Но Мухаммед пересмотрел взаимоотношения этих двух богов, заявив, что именно Аллах заключил завет с Авраамом в обмен на обещание потомства (Сура 2:124–133); что это Аллах явился Моисею (Мусе) в виде горящего куста и велел ему вернуться в Египет и освободить израильтян (Сура 28); что это Аллах опустошил мир катастрофическим потопом, позволив спастись лишь Ною (Нуху) и его семье (Сура 71); что это Аллах послал ангела к Марии (Марьям) с благой вестью, что она родит Мессию – Иисуса (Ису) (Сура 3:45–51); что от имени Аллаха написаны Тора и Евангелия (Сура 5:44–46).

Таким образом, Мухаммед не заменял Яхве Аллахом; он просто считал Яхве и Аллаха одним и тем же Богом. По сути, Мухаммед заявлял, что сам он – лишь один из длинной череды пророков, восходящей к Адаму, и его задача – явить не новое писание, а «подтверждение тому, что было до него» (Сура 12:111). «Мы уверовали в Аллаха и в то, что ниспослано нам, и в то, что было ниспослано Ибрахиму (Аврааму), Исмаилу (Измаилу), Исхаку (Исааку), Йакубу (Иакову) и коленам (двенадцати сыновьям Йакуба) и в то, что было даровано Мусе (Моисею), Исе (Иисусу) и пророкам от их Господа. Мы не делаем различий между ними…» (Сура 3:84).
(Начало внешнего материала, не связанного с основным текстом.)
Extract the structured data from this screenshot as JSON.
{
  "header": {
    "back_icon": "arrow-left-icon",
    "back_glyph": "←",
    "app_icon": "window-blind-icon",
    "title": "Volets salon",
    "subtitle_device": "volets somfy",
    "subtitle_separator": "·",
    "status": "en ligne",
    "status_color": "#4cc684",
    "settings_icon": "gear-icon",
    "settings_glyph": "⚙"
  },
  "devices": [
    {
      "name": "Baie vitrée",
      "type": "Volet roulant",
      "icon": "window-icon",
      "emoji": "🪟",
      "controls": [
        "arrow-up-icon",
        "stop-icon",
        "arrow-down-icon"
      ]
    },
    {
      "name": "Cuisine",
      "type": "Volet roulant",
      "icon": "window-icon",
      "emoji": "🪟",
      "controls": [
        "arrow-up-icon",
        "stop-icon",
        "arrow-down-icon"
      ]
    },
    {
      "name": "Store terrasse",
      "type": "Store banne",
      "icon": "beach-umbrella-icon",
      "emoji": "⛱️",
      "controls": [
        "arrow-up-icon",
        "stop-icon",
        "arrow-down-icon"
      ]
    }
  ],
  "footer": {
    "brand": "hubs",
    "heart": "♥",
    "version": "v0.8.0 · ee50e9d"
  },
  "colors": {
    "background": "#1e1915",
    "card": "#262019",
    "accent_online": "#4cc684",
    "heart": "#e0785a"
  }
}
Трудно сомневаться в том, что Мухаммед был хорошо знаком с иудаизмом, в свете постоянного упоминания им еврейских мифов, почтения к еврейским пророкам, благоговения перед священным еврейским городом Иерусалимом и практически полного принятия еврейских правил кашрута и чистоты. Влияние иудаизма на мышление Мухаммеда настолько заметно, что многие историки даже предполагают, что ислам, как и христианство, начинал свое существование как иудейская секта и лишь потом отделился, став самостоятельной религией. Хотя большинство ученых эту позицию не поддерживают, нельзя отрицать, что большое влияние на Мухаммеда могли оказать его контакты с арабскими евреями. И нигде это влияние так не очевидно, как в безоговорочном принятии Мухаммедом еврейского видения Бога как единого и неделимого. «Скажи: “Он-Аллах-един; Извечен Аллах один; Не рождал Он, и не был рожден, И с Ним никто не сравним”», – настойчиво утверждает Коран (Сура 112:1–4) [4].

Это утверждение особенно важно, потому что в то время в одной части Ближнего Востока еврейский монотеизм как религиозная идея подавлялся византийским тринитаризмом, а в другом подменялся зороастрийским дуализмом. Сознательно или нет, решение Мухаммеда отринуть и зороастризм, и христианство («Не говорите: “Бог – Троица”, – предупреждает Коран. – Поистине, Аллах един» (Сура 4:171) и безоговорочно поддержать еврейский монотеизм не просто вдохнуло новую жизнь в еврейское определение Бога как единого и неделимого, но и привело к созданию совершенно новой мировой религии [5].

Основополагающим для этой новой религии было существенное усиление самого понятия монотеизма, которое в исламе зиждется на сложной богословской идее под названием таухид. Само это арабское слово означает «единобожие», но таухид – это не столько доказательство единственности Бога, сколько описание сущности Бога. Оно означает не то, что Бог только один, а то, что Бог по своей форме и природе есть единство.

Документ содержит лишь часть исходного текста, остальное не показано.